BÉISBOL

Los reyes del dopaje

Richard Rodríguez es agente libre y tendrá que perder 80 partidos cuando vuelva a la acción.

Richard Rodríguez es agente libre y tendrá que perder 80 partidos cuando vuelva a la acción.

Con el ingreso de Danny Santana, Robert Rodríguez y Pedro Severino se engrosa todavía más la amplia lista de jugadores dominicanos que han sido sancionados por el uso de sustancias en el béisbol de las Grandes Ligas.

Y es que los criollos no solo coleccionan títulos de bateo, premios y series mundiales. En la parte obscura de la historia, también tienen una “destacada” participación.

A partir del 2005 cuando las Ligas Mayores comenzaron a imponer suspensiones a los sorprendidos por el consumo de sustancias prohibidas, es apabullante el porcentaje de los sancionados que responden al gentilicio de dominicano.

Los lanzadores Agustín Montero, Carlos Almánzar y Félix Heredia fueron los primeros tres en ser disciplinados entre los 12 suspendidos en ese 2005. Todos por diez días.

Al año siguiente se sumó el también pitcher Guillermo Mota, uno de tres que recibieron el castigo.

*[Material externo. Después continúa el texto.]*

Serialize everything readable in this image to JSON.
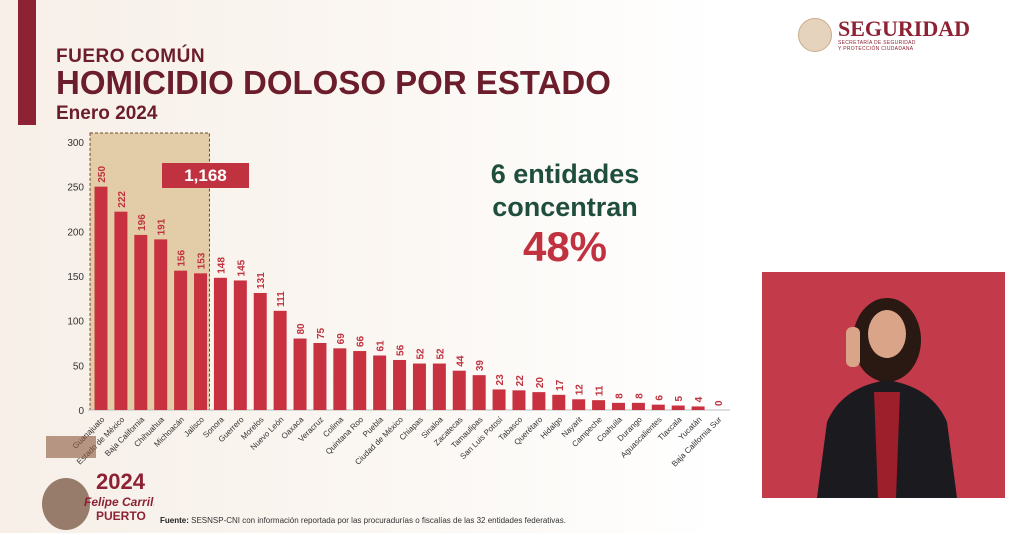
{
  "header": {
    "kicker": "FUERO COMÚN",
    "title": "HOMICIDIO DOLOSO POR ESTADO",
    "period": "Enero 2024"
  },
  "logo": {
    "name": "SEGURIDAD",
    "subtitle_1": "SECRETARÍA DE SEGURIDAD",
    "subtitle_2": "Y PROTECCIÓN CIUDADANA"
  },
  "callout": {
    "line1": "6 entidades",
    "line2": "concentran",
    "percent": "48%"
  },
  "highlight_total": "1,168",
  "footer": {
    "label": "Fuente:",
    "text": " SESNSP-CNI con información reportada por las procuradurías o fiscalías de las 32 entidades federativas."
  },
  "badge": {
    "year": "2024",
    "name": "Felipe Carrillo",
    "surname": "PUERTO"
  },
  "colors": {
    "bar": "#c8313f",
    "highlight": "#e3cda8",
    "title": "#6b1d2b",
    "accent_green": "#1f4e3d",
    "accent_red": "#c0323f"
  },
  "chart_data": {
    "type": "bar",
    "title": "HOMICIDIO DOLOSO POR ESTADO",
    "categories": [
      "Guanajuato",
      "Estado de México",
      "Baja California",
      "Chihuahua",
      "Michoacán",
      "Jalisco",
      "Sonora",
      "Guerrero",
      "Morelos",
      "Nuevo León",
      "Oaxaca",
      "Veracruz",
      "Colima",
      "Quintana Roo",
      "Puebla",
      "Ciudad de México",
      "Chiapas",
      "Sinaloa",
      "Zacatecas",
      "Tamaulipas",
      "San Luis Potosí",
      "Tabasco",
      "Querétaro",
      "Hidalgo",
      "Nayarit",
      "Campeche",
      "Coahuila",
      "Durango",
      "Aguascalientes",
      "Tlaxcala",
      "Yucatán",
      "Baja California Sur"
    ],
    "values": [
      250,
      222,
      196,
      191,
      156,
      153,
      148,
      145,
      131,
      111,
      80,
      75,
      69,
      66,
      61,
      56,
      52,
      52,
      44,
      39,
      23,
      22,
      20,
      17,
      12,
      11,
      8,
      8,
      6,
      5,
      4,
      0
    ],
    "ylim": [
      0,
      300
    ],
    "yticks": [
      0,
      50,
      100,
      150,
      200,
      250,
      300
    ],
    "highlighted_count": 6,
    "grid": false
  }
}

Fue por 50 partidos

En 2007, los criollos comenzaron su “dominio” en la infame lista con un 50 por ciento de los casos, liderados por el jugador del cuadro Neifi Pérez (dos veces, 25 y 80 partidos), el lanzador Juan Salas (50 juegos) y el jardinero José Guillén (15 partidos).

Al año siguiente se registró solo un caso, pero no fue un dominicano (Eliezer Alfonso, venezolano).

En 2009, los criollos “retomaron la forma” con la mitad de los condenados, incluyendo el primer peso pesado: Manny Ramírez, con los Dodgers, por 50 partidos y el jugador del cuadro Pablo Ozuna por igual cantidad de encuentros.

En la estación siguiente (2010), los dos sancionados fueron de la patria de Duarte, Sánchez y Mella: El pitcher Edinson Vólquez y el receptor Ronny Paulino, ambos por 50 desafíos.

Ramírez (100 partidos) fue uno de dos penalizados en la campaña de 2011.

En el 2012, de los seis atrapados, la mitad fueron criollos: los lanzadores Guillermo Mota (100 juegos) y Bartolo Colón (50) y el jardinero Melky Cabrera (50).

Para el 2013, de los 15 suspendidos, nueve fueron dominicanos, incluyendo a Alex Rodríguez con su sanción récord de 211 patidos. Le acompañaron en esta ocasión Antonio Bastardo, Nelson Cruz, Fautino De Los Santos, Fernando Martínez, Jordan Norberto, Johnny Peralta y Jordany Valdespín, todos por 50 desafíos, además de Miguel Tejada por 105 encuentros.

En la temporada siguiente (2014), el único penalizado fue un dominicano: el lanzador relevista Alex Colomé (50 juegos).

Los lanzadores Ervin Santana (80) y Jenry Mejia, dos veces (80 y 162 partidos, respectivamente) contaron para el 50 por ciento de las sanciones en el 2015.

Tres de los nueve castigados en el 2016 fueron criollos. Mejía, quien fue sancionado de por vida -aunque posteriomente le fue levantada la penalidad-, el jardinero Abraham Almonte (80 encuentros) y el jugador del cuadro Adalberto Mondesí (50 partidos).

Los dos que violaron la política de sustancias prohibidas en la temporada del 2017 fueron dominicanos: el jardinero Starling Marte y el pitcher David Paulino.

Y los cinco del 2018 también eran de aqui: los receptores Raudy Read y Wellington Castillo, el jardinero Jorge Bonifacio y los jugadores del cuadro Jorge Polanco y Robinson Canó, todos por 80 encuentros.

De los seis atrapados en 2019, Dominicana “aportó” un par: los lanzadores Francis Montás (80) y Michael Pineda (60).

Al año siguiente, los cinco condenados fueron de Quisqueya: Canó (162) por segunda vez, Francis Martes (162) y los lanzadores Víctor Alcántara, Emmanuel Clase y Edgar Santana, todos por 80 juegos.

En 2021, la mitad de los cuatro penalizados fueron criollos: el jardinero Ramón Laureano y el pitcher Gregory Santos.

La lista incluye jugadores con carreras para el Salón de la Fama, como Ramírez, Rodríguez y Canó, otros de mediana calidad, algunos veteranos y hasta nóveles con importante proyección.

De las 95 sanciones, 51 son para criollos (53.7%). Como dice una salsa “la misma historia triste y sin final, el mismo cuento de nunca acabar”.